Indigenous peoples in Guam
Guåhan (meaning “we have”), more commonly known as Guam, is the largest and southernmost island in the Mariana Islands archipelago, encompassing approximately 212 square miles.
The indigenous peoples of Guam, the Chamorus came to the Marianas over 4,000 years ago. The Chamorus of Guåhan comprise around 37% of the 175,000 population, making them the largest ethnic group on the island, albeit still a minority.
Other ethnic groups include those of the Asian community (Filipinos, Japanese, Koreans, and Chinese to name a few), the outsider Micronesian community (Marshallese, Chuukese, Palauans, Yapese, Kosraens, and Pohnpeians) and Caucasians.
Since 1521, Guåhan has been under the colonial rule of Spain (1521-1898), the United States (1898-1941), Japan (1941-1944) and, again, the U.S. (1944-present) and is the longest colonized possession in the world.

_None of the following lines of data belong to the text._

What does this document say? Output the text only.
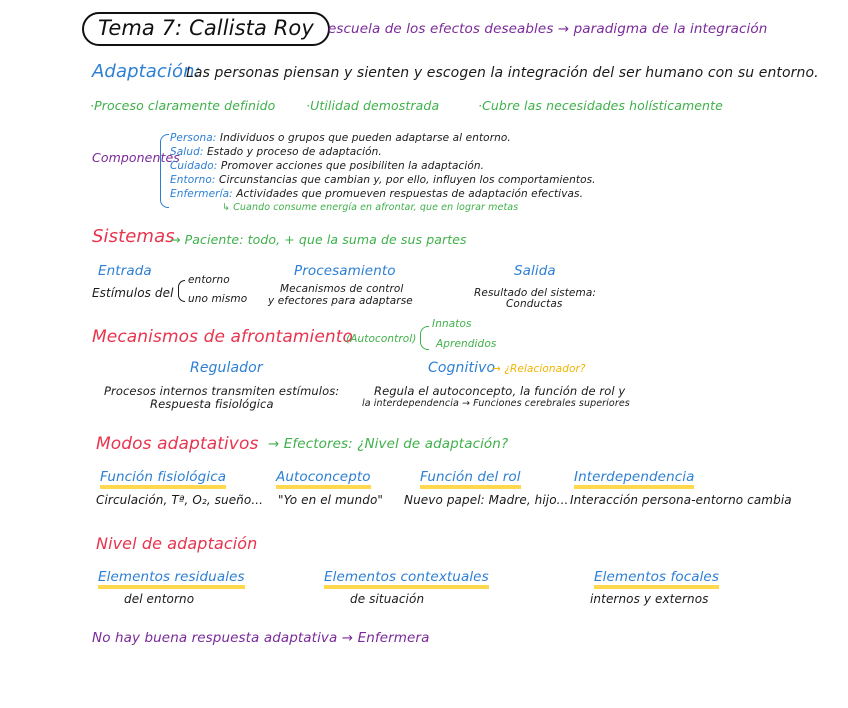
Tema 7: Callista Roy	escuela de los efectos deseables → paradigma de la integración
Adaptación:
Las personas piensan y sienten y escogen la integración del ser humano con su entorno.
·Proceso claramente definido ·Utilidad demostrada	·Cubre las necesidades holísticamente
Componentes
Persona: Individuos o grupos que pueden adaptarse al entorno.
Salud: Estado y proceso de adaptación.
Cuidado: Promover acciones que posibiliten la adaptación.
Entorno: Circunstancias que cambian y, por ello, influyen los comportamientos.
Enfermería: Actividades que promueven respuestas de adaptación efectivas.
↳ Cuando consume energía en afrontar, que en lograr metas
Sistemas
→ Paciente: todo, + que la suma de sus partes
Entrada
Estímulos del
entorno
uno mismo
Procesamiento
Mecanismos de control
y efectores para adaptarse
Salida
Resultado del sistema:
Conductas
Mecanismos de afrontamiento
(Autocontrol)
Innatos
Aprendidos
Regulador
Procesos internos transmiten estímulos:
Respuesta fisiológica
Cognitivo
→ ¿Relacionador?
Regula el autoconcepto, la función de rol y
la interdependencia → Funciones cerebrales superiores
Modos adaptativos → Efectores: ¿Nivel de adaptación?
Función fisiológica
Circulación, Tª, O₂, sueño...
Autoconcepto
"Yo en el mundo"
Función del rol
Nuevo papel: Madre, hijo...
Interdependencia
Interacción persona-entorno cambia
Nivel de adaptación
Elementos residuales
del entorno
Elementos contextuales
de situación
Elementos focales
internos y externos
No hay buena respuesta adaptativa → Enfermera
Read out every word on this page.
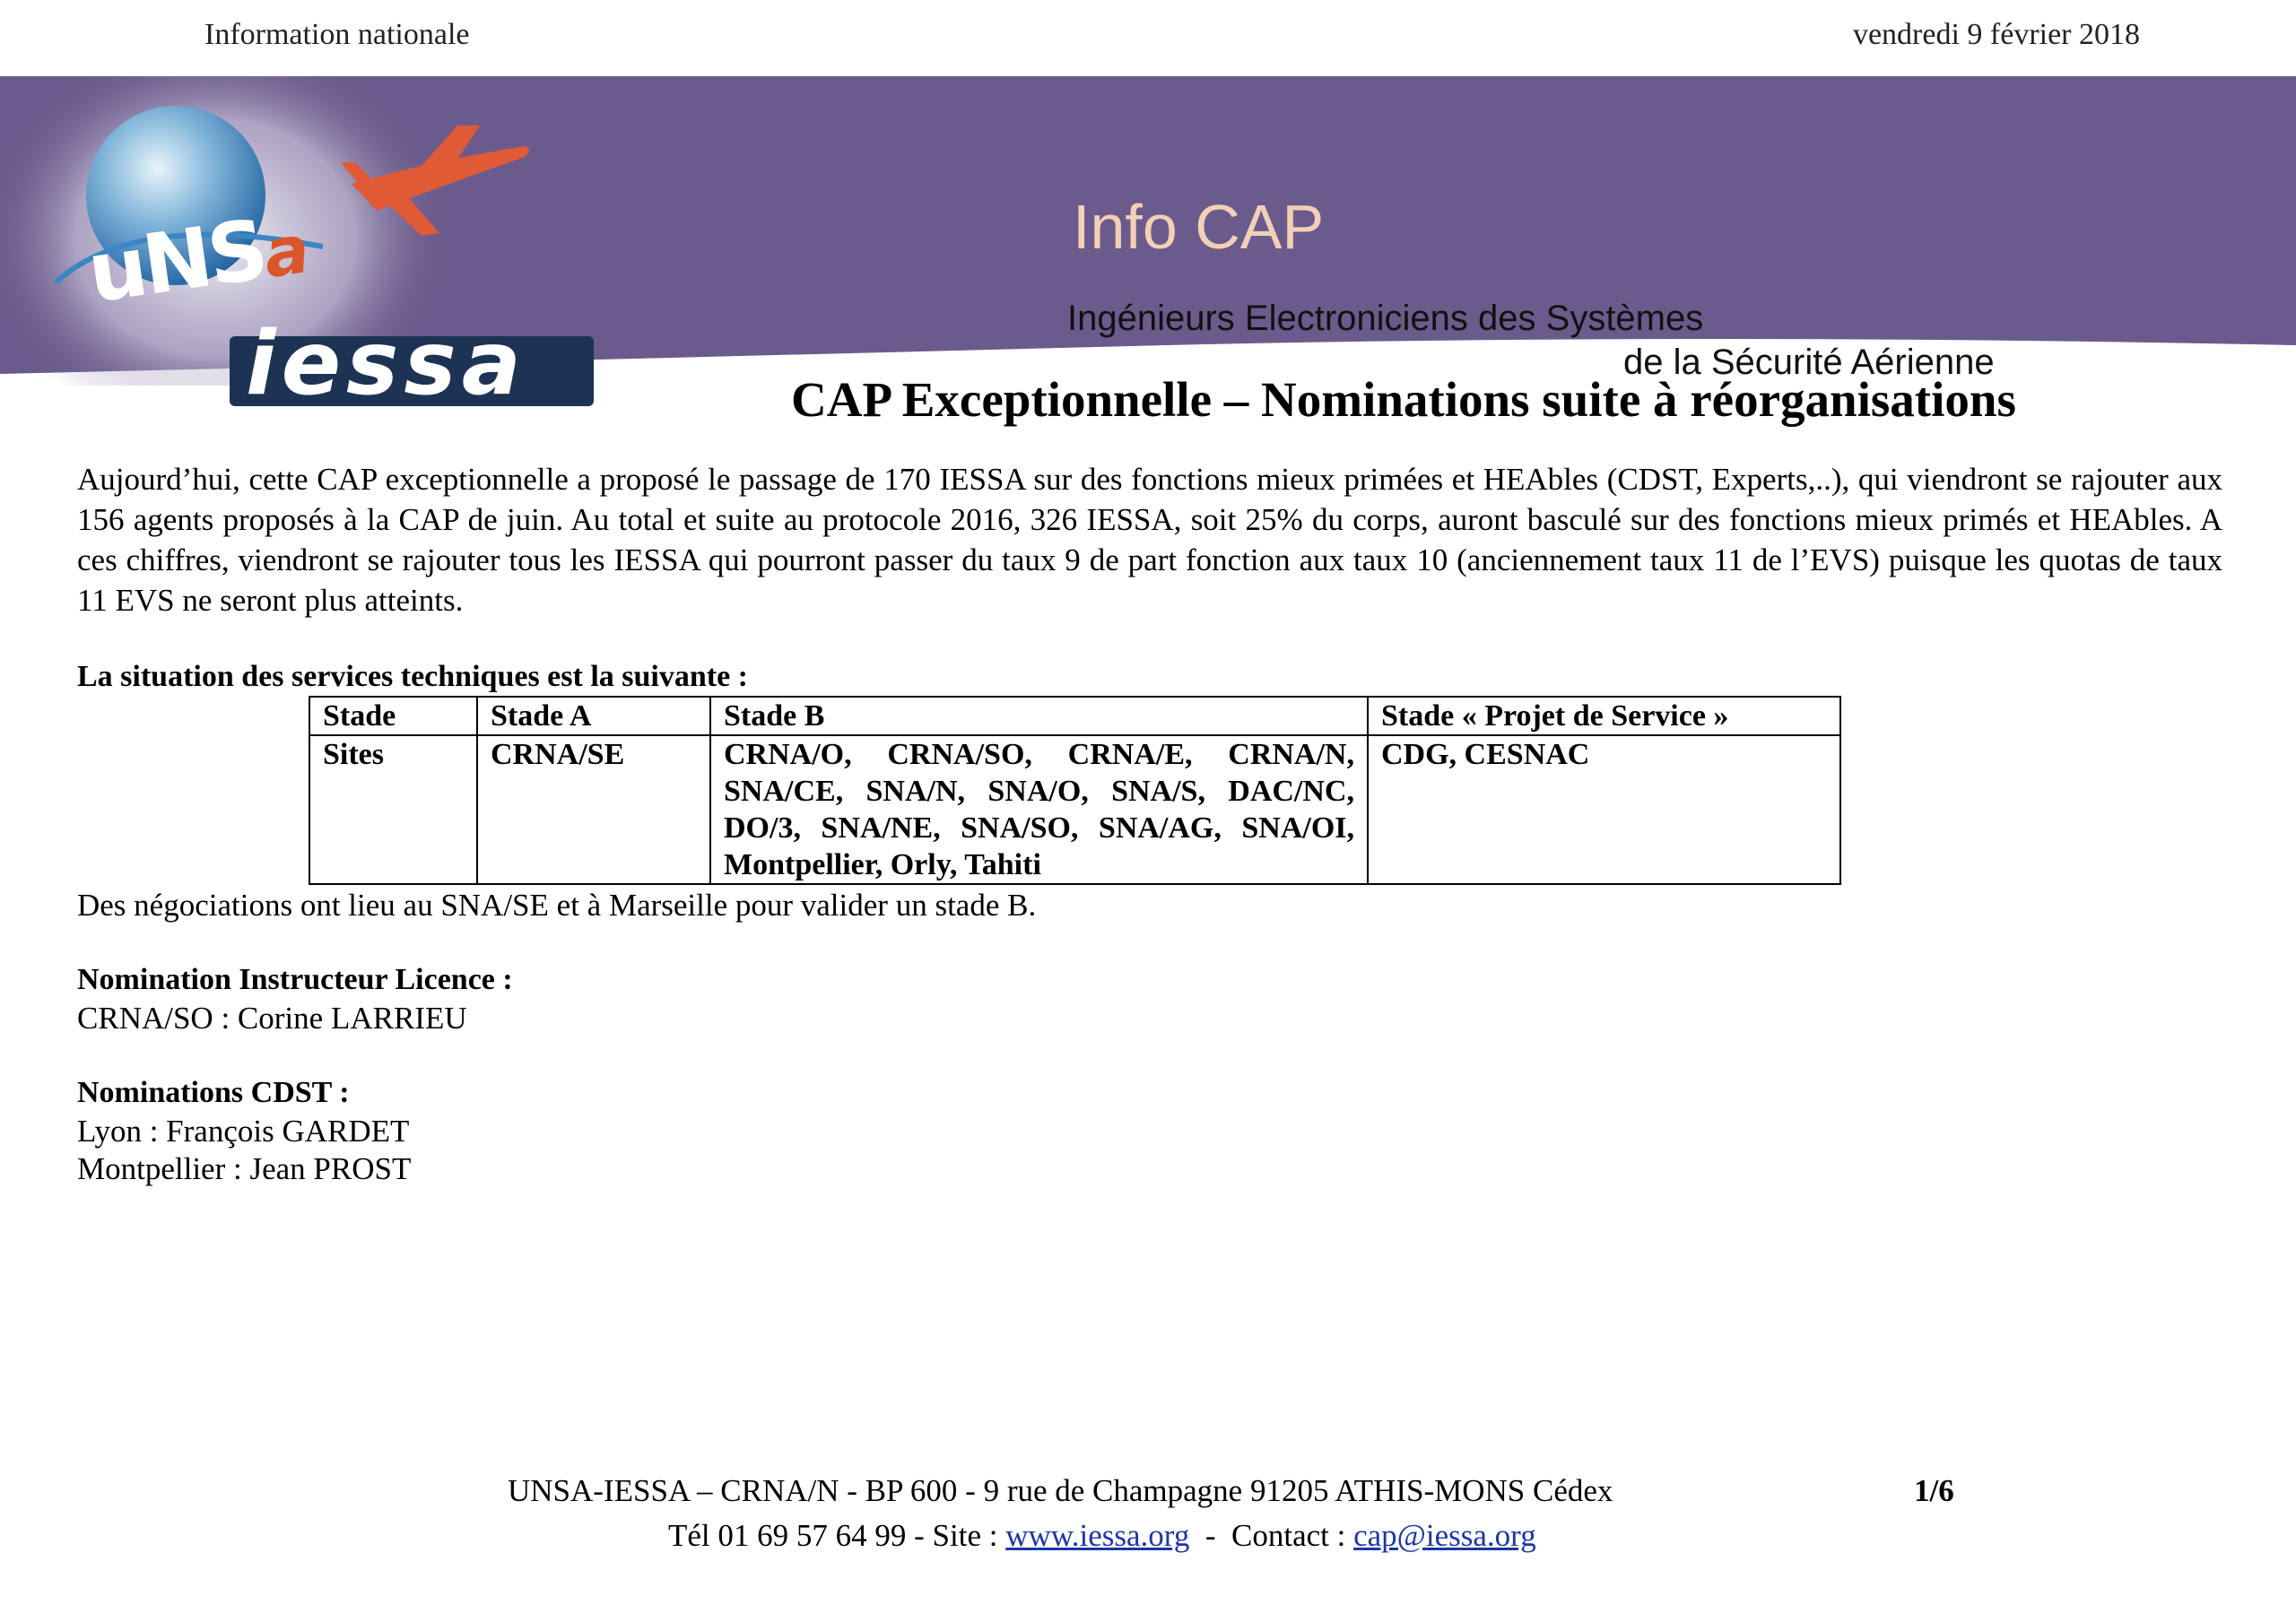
Information nationale	vendredi 9 février 2018
uNSa
iessa
Info CAP
Ingénieurs Electroniciens des Systèmes
de la Sécurité Aérienne
CAP Exceptionnelle – Nominations suite à réorganisations
Aujourd’hui, cette CAP exceptionnelle a proposé le passage de 170 IESSA sur des fonctions mieux primées et HEAbles (CDST, Experts,..), qui viendront se rajouter aux 156 agents proposés à la CAP de juin. Au total et suite au protocole 2016, 326 IESSA, soit 25% du corps, auront basculé sur des fonctions mieux primés et HEAbles. A ces chiffres, viendront se rajouter tous les IESSA qui pourront passer du taux 9 de part fonction aux taux 10 (anciennement taux 11 de l’EVS) puisque les quotas de taux 11 EVS ne seront plus atteints.
La situation des services techniques est la suivante :
Stade	Stade A	Stade B	Stade « Projet de Service »
Sites	CRNA/SE	CRNA/O, CRNA/SO, CRNA/E, CRNA/N, SNA/CE, SNA/N, SNA/O, SNA/S, DAC/NC, DO/3, SNA/NE, SNA/SO, SNA/AG, SNA/OI, Montpellier, Orly, Tahiti	CDG, CESNAC
Des négociations ont lieu au SNA/SE et à Marseille pour valider un stade B.
Nomination Instructeur Licence :
CRNA/SO : Corine LARRIEU
Nominations CDST :
Lyon : François GARDET
Montpellier : Jean PROST
UNSA-IESSA – CRNA/N - BP 600 - 9 rue de Champagne 91205 ATHIS-MONS Cédex	1/6
Tél 01 69 57 64 99 - Site : www.iessa.org  -  Contact : cap@iessa.org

Currently under the U.S., Guåhan is an unorganized unincorporated territory and does not have its own constitution but does have what is known as the Organic Act, which was created in 1950 and granted U.S. citizenship to the Chamorus of Guåhan. Only part of the U.S. Constitution applies to the Chamorus of Guåhan, as the people are not allowed to vote for the U.S. president and do not have a voting delegate in the White House.
Guåhan has been on the U.N. list of Non-Self-Governing Territories (NSGTs) since 1946, meaning that its indigenous Chamorus have yet to practise their right to self-determination.
The Chamorus are currently being challenged by the re-militarization of their islands, which has come to be known as the “military buildup,” a devastating move by the U.S. against the indigenous population and the place they call home.